Our study identified cholesterol esterification as a novel target for suppression of pancreatic cancer proliferation and metastasis. Inhibitors of ACAT-1 are expected to have great value as cancer-targeting therapeutics, as CE accumulation only occurs in cancer tissues or cell lines. Our animal studies with avasimibe treatment showed no adverse effect to the animals at a dosage of 15mg/kg. More importantly, modulation of cholesterol esterification suppressed not only tumor growth but also tumor metastasis. These results are expected to stimulate further biological studies to fully appreciate the role of cholesterol metabolism in cancer initiation and progression. As CE accumulation happens in several types of aggressive cancer, blocking cholesterol esterification could be pursued as a therapeutic strategy for other types of cancers. By combining with existing chemotherapies, such as gemcitabine, we believe this metabolic treatment possesses high possibilities to extend patients’ survival time by retarding cancer progression and metastasis.

The molecular mechanism that links CE accumulation to cancer aggressiveness needs further studies. One possible mechanism is that cholesterol esterification keeps signaling pathways active by maintaining a low free cholesterol environment. One of the possible targets is the caveolin-1 signaling pathway. Caveolin-1, a regulator of cellular cholesterol homeostasis, is considered as a marker for pancreatic cancer progression.11 Particularly, a promoting role of caveolin-1 in pancreatic cancer metastasis has been reported.40 Our preliminary studies showed ACAT-1 inhibition reduced the expression level of SREBP1, caveolin-1 and phosphorylated ERK1/2 (unpublished data). The effect on caveolin-1 is probably mediated by SREBP1, which senses the intracellular cholesterol homeostasis.41 Meanwhile, caveolin-1 may have an important role in mediating the action of SREBP1 on MAPK pathways,42, 43 which are known to have essential roles in cancer cell metastasis.44 Therefore, it is possible that increased free cholesterol level induced by ACAT-1 inhibition inactivates SREBP1, leading to downregulation of caveolin-1/MAPK pathway, which contributes to the reduced cancer aggressiveness.
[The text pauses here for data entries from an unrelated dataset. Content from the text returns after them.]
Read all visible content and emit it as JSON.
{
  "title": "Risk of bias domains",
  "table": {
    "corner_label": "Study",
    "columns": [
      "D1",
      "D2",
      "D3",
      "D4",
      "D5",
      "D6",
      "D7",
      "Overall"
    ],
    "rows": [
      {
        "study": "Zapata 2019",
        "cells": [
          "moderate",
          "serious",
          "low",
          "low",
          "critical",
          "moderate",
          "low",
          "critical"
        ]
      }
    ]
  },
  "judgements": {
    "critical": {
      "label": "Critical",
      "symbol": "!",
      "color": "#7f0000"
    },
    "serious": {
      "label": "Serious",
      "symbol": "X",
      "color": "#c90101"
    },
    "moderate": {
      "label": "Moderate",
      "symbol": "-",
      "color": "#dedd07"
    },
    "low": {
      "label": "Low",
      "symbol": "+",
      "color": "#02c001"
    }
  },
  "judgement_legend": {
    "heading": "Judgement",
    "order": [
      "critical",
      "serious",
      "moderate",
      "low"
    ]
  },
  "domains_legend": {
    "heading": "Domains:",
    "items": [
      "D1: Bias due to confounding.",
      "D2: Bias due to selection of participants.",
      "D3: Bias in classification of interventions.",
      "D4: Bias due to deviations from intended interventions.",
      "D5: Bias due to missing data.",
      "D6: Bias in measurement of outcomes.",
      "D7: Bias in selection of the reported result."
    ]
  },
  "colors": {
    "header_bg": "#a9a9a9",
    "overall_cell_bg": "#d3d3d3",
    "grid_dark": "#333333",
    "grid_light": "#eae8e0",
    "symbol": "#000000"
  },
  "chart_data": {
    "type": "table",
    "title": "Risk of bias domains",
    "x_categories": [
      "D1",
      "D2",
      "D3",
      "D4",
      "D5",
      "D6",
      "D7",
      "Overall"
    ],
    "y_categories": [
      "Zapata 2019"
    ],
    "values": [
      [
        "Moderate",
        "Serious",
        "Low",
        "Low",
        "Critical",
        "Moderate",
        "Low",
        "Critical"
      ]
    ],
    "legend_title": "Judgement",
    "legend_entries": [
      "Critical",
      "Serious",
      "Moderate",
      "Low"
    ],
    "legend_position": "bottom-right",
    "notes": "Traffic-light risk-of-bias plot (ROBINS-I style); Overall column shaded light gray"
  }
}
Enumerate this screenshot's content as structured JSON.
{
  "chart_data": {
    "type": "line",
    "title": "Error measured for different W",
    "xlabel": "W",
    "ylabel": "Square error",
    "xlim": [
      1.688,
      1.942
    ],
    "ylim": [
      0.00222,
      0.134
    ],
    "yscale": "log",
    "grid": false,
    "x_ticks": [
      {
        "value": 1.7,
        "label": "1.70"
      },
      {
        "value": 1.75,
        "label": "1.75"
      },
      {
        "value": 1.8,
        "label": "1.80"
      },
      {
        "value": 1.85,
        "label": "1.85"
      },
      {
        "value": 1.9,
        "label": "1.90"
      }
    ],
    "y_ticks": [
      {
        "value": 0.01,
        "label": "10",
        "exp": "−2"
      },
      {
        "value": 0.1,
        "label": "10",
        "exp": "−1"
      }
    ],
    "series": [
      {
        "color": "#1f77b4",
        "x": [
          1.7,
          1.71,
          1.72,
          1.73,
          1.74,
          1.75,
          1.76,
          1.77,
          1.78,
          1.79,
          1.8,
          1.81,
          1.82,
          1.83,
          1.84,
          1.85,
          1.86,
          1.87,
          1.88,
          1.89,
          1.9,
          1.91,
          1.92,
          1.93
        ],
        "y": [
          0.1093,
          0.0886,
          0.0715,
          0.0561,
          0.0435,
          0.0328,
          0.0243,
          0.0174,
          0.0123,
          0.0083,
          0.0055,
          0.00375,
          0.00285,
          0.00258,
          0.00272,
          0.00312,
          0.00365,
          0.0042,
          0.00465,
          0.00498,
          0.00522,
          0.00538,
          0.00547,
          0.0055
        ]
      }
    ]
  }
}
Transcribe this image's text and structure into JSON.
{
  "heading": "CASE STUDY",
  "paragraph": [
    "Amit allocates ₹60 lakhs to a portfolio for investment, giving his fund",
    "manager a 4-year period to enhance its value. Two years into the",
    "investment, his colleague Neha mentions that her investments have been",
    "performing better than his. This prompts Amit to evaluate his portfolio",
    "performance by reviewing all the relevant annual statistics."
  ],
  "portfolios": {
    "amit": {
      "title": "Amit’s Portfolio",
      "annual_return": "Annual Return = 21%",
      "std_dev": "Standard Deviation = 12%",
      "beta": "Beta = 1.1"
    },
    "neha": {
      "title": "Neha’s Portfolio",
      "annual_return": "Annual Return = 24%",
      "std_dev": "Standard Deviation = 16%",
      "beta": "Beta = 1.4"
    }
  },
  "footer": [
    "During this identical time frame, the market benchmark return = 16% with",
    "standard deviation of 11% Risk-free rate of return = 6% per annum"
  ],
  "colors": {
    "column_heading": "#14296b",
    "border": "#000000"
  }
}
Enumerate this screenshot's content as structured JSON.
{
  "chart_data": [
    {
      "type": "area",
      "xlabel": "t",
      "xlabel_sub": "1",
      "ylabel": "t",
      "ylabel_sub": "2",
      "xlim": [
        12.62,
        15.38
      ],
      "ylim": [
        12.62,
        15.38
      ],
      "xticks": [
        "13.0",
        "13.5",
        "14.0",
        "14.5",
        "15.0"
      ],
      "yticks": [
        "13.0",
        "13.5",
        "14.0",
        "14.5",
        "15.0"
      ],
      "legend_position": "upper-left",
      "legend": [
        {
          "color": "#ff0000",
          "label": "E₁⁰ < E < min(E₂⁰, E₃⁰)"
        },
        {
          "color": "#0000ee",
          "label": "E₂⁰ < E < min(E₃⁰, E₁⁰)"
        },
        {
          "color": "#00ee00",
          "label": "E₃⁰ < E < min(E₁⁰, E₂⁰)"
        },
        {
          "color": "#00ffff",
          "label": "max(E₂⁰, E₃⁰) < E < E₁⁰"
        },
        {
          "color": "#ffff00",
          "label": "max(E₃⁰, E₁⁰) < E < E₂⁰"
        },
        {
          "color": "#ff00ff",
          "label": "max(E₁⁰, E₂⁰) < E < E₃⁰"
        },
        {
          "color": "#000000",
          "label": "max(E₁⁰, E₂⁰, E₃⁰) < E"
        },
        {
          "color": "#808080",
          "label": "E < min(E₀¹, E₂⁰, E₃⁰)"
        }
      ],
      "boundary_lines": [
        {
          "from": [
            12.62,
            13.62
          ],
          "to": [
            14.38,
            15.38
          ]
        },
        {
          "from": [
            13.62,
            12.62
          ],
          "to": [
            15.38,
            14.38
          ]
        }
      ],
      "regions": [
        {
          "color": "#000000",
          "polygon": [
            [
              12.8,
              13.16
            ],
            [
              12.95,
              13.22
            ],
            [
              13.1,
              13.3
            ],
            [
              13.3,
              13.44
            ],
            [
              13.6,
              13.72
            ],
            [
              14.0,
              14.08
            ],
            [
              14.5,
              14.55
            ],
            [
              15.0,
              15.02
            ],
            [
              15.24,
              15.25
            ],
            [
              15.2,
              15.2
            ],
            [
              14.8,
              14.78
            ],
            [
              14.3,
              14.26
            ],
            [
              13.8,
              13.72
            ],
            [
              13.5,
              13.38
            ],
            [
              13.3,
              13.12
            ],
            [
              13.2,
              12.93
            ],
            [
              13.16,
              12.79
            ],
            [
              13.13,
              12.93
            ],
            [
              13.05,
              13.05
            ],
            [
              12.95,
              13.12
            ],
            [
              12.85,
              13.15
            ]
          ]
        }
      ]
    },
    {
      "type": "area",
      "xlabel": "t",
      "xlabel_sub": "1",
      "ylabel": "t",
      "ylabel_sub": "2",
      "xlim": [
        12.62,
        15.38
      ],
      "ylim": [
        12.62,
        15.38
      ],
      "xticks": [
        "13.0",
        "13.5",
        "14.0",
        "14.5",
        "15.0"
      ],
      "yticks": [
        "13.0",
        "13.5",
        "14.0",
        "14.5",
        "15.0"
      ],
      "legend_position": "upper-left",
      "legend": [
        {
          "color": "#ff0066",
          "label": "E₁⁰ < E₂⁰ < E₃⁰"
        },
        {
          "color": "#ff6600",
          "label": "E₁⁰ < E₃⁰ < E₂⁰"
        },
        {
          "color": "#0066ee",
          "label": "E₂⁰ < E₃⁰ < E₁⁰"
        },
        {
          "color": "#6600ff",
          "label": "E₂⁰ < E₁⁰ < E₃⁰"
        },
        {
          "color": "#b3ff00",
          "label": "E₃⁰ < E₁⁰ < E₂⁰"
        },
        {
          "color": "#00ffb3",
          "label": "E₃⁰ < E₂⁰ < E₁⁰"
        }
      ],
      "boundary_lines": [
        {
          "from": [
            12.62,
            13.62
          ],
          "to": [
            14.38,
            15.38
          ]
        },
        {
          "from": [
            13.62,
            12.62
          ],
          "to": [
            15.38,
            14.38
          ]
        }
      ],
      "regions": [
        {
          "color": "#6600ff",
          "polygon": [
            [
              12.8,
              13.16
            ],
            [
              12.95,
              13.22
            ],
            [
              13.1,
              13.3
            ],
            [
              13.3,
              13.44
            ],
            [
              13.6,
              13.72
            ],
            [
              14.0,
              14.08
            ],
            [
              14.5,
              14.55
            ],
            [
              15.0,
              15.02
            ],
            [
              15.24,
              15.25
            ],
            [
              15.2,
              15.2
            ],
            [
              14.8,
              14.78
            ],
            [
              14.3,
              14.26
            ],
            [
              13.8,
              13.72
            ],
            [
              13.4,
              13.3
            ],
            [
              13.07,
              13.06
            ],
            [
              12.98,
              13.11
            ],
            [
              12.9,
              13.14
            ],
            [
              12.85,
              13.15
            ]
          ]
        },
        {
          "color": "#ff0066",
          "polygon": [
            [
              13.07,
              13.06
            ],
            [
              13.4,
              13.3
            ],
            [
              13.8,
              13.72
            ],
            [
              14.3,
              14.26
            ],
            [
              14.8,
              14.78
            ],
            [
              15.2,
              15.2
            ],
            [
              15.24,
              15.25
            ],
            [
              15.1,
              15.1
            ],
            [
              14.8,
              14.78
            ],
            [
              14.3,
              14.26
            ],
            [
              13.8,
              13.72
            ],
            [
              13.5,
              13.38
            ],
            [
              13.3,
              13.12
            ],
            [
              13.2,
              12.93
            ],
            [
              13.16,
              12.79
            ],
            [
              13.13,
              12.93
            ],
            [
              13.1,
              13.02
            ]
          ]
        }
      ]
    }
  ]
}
Besides the caveolin-1/MAPK signaling, other possibilities include the potential alteration of the membrane composition, such as lipid rafts, by ACAT-1 inhibition. Lipid rafts are known to provide platforms for multiple cellular signaling pathways.20 Thus, modulation of cholesterol metabolism is likely to have more profound effects via other signaling pathways. Future studies are needed to fully elucidate the molecular mechanism.